Lauch ist als einziges einheimisches Gemüse das ganze Jahr über im Angebot, auch wenn wir die Stangen meist nur mit winterlichen Gerichten verbinden. Doch es macht durchaus Sinn, sie auch zu anderen Jahreszeiten zu genießen. Denn Lauch kann nicht nur sehr vielfältig zubereitet werden, sondern ist auch gesund.
Porree oder Lauch?
Als Begriff war „Porree“ früher weiter verbreitet. Inzwischen hat sich zunehmend die Bezeichnung „Lauch“ durchgesetzt und ist speziell im Südwesten gebräuchlicher. Doch egal, wie wir die langen grün-weißen Gemüsestangen nennen, gemeint ist jedes Mal dasselbe.
Das steckt im Lauch
Die botanische Verwandtschaft zu Zwiebeln ist nicht nur am Geschmack, sondern auch an den ähnlichen Inhaltsstoffen nachvollziehbar.

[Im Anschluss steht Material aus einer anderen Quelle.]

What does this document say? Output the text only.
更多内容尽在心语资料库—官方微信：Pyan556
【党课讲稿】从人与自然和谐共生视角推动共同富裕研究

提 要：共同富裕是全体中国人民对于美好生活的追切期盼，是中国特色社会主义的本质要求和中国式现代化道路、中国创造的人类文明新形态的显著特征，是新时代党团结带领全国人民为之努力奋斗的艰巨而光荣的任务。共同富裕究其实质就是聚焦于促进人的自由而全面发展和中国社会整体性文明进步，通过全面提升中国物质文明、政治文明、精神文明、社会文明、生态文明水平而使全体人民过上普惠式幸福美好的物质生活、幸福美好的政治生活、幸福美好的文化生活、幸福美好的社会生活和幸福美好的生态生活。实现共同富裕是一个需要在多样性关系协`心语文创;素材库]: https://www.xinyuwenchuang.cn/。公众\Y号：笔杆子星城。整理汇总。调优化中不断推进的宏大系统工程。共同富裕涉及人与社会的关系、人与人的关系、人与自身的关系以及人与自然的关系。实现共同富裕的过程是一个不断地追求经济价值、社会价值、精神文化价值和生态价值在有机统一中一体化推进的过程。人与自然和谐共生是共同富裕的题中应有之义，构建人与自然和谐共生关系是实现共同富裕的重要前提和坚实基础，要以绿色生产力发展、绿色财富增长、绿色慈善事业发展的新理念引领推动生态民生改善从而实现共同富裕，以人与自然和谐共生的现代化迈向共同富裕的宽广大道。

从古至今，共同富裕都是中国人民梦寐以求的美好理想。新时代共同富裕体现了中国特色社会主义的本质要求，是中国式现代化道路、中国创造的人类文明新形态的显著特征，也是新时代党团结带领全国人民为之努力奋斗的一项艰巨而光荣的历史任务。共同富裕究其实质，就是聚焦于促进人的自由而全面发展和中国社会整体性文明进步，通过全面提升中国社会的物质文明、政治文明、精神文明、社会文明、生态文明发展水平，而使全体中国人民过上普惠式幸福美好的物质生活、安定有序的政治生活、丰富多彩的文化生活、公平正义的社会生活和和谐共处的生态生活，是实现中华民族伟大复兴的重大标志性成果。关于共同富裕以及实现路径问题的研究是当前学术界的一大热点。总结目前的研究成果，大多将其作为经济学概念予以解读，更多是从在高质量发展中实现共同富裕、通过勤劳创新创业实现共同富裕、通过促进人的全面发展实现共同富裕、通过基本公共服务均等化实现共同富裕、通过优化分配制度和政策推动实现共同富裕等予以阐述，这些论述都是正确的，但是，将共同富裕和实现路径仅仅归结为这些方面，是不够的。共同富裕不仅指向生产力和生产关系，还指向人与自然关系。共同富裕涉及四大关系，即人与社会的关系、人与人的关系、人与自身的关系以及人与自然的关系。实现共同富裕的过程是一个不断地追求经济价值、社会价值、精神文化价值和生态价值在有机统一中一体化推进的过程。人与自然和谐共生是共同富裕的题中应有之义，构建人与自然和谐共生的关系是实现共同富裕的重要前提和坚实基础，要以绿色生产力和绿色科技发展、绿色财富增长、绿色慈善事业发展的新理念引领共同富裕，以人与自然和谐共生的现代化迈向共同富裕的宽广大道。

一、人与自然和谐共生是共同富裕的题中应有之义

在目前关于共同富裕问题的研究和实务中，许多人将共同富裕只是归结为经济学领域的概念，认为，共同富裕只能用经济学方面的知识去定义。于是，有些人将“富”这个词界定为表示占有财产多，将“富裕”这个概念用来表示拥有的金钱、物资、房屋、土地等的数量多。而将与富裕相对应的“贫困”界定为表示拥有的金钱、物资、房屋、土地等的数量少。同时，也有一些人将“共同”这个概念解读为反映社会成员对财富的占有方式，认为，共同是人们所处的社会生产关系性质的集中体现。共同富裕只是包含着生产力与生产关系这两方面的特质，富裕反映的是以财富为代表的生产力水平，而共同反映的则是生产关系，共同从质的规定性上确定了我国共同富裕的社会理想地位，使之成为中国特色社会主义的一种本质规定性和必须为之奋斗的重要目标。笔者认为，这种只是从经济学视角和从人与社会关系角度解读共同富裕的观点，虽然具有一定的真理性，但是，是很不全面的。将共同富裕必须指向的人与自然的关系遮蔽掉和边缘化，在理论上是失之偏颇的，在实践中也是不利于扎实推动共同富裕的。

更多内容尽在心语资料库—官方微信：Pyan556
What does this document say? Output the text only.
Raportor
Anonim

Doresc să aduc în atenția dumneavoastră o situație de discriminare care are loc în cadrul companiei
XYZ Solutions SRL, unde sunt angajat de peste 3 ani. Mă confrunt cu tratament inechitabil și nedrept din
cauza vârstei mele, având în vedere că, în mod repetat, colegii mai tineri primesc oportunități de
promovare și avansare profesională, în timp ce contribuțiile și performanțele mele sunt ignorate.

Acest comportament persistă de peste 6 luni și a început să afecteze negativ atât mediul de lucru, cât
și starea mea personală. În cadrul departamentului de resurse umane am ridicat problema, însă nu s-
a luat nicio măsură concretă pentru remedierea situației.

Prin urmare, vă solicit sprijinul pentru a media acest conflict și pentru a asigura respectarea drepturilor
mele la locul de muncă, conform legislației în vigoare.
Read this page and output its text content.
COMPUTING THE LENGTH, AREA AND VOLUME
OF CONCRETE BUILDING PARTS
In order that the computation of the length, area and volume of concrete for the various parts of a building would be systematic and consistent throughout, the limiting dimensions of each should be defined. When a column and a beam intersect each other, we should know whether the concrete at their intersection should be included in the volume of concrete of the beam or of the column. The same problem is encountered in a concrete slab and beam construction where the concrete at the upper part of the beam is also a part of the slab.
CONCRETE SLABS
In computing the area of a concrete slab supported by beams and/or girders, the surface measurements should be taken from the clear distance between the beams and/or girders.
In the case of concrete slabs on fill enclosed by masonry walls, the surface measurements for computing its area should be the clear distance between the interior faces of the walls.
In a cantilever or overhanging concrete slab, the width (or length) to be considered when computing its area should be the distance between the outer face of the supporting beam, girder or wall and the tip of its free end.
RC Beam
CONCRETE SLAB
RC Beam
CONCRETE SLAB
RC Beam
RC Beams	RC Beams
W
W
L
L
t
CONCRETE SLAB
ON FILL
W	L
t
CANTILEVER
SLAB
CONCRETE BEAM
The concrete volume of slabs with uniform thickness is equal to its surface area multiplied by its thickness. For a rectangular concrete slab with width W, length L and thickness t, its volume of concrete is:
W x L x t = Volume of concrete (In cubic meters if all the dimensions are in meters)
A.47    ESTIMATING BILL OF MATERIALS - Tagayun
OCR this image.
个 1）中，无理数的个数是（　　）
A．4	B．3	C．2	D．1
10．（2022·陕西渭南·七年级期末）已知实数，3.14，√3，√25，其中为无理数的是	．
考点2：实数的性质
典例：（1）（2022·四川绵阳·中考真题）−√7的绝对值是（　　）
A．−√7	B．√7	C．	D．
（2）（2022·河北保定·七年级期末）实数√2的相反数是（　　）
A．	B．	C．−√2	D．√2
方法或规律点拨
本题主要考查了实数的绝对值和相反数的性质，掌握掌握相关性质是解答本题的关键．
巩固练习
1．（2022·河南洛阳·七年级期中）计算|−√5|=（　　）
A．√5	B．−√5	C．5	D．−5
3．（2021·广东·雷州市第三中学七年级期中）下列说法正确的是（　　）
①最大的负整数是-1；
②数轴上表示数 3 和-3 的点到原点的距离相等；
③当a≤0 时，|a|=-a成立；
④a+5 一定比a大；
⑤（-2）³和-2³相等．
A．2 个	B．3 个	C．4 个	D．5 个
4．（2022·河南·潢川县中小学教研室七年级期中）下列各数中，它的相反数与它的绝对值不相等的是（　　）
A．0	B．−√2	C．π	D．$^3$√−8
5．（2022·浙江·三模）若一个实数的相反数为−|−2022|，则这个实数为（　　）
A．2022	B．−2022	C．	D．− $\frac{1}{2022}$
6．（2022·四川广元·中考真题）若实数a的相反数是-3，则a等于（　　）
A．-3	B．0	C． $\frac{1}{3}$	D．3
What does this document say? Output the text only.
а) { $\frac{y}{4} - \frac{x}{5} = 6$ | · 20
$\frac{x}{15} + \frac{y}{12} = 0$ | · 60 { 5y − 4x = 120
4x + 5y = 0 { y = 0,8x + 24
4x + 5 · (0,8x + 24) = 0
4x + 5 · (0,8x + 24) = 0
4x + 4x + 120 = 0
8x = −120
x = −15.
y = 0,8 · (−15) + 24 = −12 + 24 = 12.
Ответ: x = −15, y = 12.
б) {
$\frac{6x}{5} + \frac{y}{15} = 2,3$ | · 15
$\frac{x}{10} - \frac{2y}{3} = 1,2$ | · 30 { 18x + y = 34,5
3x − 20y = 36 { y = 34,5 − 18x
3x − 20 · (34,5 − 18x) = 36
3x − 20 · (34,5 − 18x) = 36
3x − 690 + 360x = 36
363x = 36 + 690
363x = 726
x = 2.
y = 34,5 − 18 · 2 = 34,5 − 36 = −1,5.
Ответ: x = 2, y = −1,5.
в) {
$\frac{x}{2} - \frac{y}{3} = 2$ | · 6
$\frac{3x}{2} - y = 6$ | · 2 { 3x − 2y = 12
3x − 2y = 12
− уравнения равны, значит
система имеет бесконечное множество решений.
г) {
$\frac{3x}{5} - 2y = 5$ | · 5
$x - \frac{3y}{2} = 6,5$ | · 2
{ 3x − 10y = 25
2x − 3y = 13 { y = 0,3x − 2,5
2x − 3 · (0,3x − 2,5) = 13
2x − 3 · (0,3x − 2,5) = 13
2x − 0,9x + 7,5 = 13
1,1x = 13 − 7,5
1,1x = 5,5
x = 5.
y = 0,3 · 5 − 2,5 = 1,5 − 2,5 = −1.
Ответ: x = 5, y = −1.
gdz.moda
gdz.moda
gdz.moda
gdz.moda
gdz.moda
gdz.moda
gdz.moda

Lauch enthält reichlich Vitamin C und punktet mit Mineralstoffen wie Eisen, Magnesium und Kalium. Die Mineralstoffe stecken hauptsächlich im grünen Teil der Stange.
Dazu kommen entzündungshemmende sekundäre Pflanzenstoffe wie das Allicin. Außerdem enthalten Lauchstangen reichlich verdauungsfördernde Ballaststoffe. Eine Stange versorgt uns bereits mit einem Drittel der empfohlenen täglichen Menge.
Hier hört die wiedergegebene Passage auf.